Cake Mechanics Tool Bag
Separate tools into three groups when packing:
1. Interchangeable Attachment System “The Matrix”
Cordless Drill: Drills at different speeds and with a variety of assorted drill bits.
Lithium Battery and Charger: One spare always fully charged battery to avoid waiting time while recharging.
Driver: Drives all screws and bolts into wood or metal. Equipped with an adjustable clutch that ensures no over forced power which can snap off screw heads when tightened too much.
Jig Saw: Precision cuts for funky patterns, tight curves, or rounded corners on platforms or baseboards.
Circular Saw: Perfect for long, straight cuts through large and thin wooden boards.
Fine Saw and Sanding Pad: The ultimate solution for the hard to reach places. The L-shaped saw blade will come in handy in many situations. Also equips with an inner exchangeable sanding pad for the smooth finish look of baseboards.
Zip Lock: Storage and safekeeping of different blades, spare parts, and other attachments and accessories.
2. Tools Attachment Sets and Hardware
Drill Bits: A full set of wood and metal drill bits. One set of paddle bits for larger holes and a hole saw set for large diameter PVC pipe openings.
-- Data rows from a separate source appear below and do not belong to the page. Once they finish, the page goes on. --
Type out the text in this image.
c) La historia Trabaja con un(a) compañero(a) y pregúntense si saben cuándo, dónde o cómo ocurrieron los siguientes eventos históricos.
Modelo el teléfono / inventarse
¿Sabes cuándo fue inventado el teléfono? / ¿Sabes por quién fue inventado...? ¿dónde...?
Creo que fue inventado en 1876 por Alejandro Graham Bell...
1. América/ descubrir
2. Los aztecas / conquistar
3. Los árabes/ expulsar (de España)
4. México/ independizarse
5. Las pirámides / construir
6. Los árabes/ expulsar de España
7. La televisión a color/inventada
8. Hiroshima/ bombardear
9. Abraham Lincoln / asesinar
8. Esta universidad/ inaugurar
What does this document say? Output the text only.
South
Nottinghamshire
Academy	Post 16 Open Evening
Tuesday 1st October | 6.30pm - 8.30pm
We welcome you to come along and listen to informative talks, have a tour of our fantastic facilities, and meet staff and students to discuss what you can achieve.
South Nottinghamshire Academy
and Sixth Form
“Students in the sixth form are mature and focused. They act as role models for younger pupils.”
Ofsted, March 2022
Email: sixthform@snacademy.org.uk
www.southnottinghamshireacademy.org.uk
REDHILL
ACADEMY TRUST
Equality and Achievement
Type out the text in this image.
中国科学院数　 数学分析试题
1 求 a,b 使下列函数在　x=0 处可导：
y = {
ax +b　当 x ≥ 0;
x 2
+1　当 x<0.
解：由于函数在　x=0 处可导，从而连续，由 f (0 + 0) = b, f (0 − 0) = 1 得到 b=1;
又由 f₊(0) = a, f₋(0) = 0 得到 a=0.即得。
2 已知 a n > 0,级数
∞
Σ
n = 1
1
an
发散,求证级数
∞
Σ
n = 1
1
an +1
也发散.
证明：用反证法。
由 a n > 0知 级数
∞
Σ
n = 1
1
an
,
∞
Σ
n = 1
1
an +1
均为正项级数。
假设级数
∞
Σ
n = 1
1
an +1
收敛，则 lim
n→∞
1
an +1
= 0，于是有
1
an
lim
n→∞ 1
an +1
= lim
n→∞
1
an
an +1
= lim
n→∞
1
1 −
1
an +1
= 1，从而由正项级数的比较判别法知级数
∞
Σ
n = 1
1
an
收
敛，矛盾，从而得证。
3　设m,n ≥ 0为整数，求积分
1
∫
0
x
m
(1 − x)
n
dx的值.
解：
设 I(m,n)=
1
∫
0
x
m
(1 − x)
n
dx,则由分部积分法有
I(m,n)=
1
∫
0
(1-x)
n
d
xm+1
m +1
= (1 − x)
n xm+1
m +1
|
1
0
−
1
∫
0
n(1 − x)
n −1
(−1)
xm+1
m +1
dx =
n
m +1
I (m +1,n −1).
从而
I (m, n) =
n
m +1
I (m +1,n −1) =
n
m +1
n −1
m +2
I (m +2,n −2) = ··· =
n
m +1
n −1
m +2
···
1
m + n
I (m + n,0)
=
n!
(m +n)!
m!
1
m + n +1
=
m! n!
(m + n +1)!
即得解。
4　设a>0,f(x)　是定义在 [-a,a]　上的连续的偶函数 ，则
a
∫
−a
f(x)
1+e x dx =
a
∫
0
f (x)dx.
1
Screw Tips: One set of a large variety of screw tips from Phillips to flat and square to a hexagon.
Clamps: Perfect to secure glued pieces and to hold different things in place. Also used to clamp down a straight edge to use as a guide for the saw to make precision cuts.
Measuring Tape: Used for all measurements.
Pliers: One pair of vice-grips. Adjustable, to fit any size, and the ability to lock tight.
Pipe Cutter: Adjustable copper pipe cutter for all sizes.
Screws and Bolts: A variety box with different size screws and bolts, nuts and washers.
Drop Cloth: For protection against sawdust and to cover up things.
3. Glues, Epoxies, and Tape
Glue Gun: A must in any cake artist’s tool kit. Used for multiple materials and in many situations.
Super Glue: Quick fix solution. Fast results and good bondage.
Epoxy: A two-part component glue that when mixed and activated will bond any material together. Very strong bondage and quick cure time.
Tape: Standard electrical tape for any and many purposes.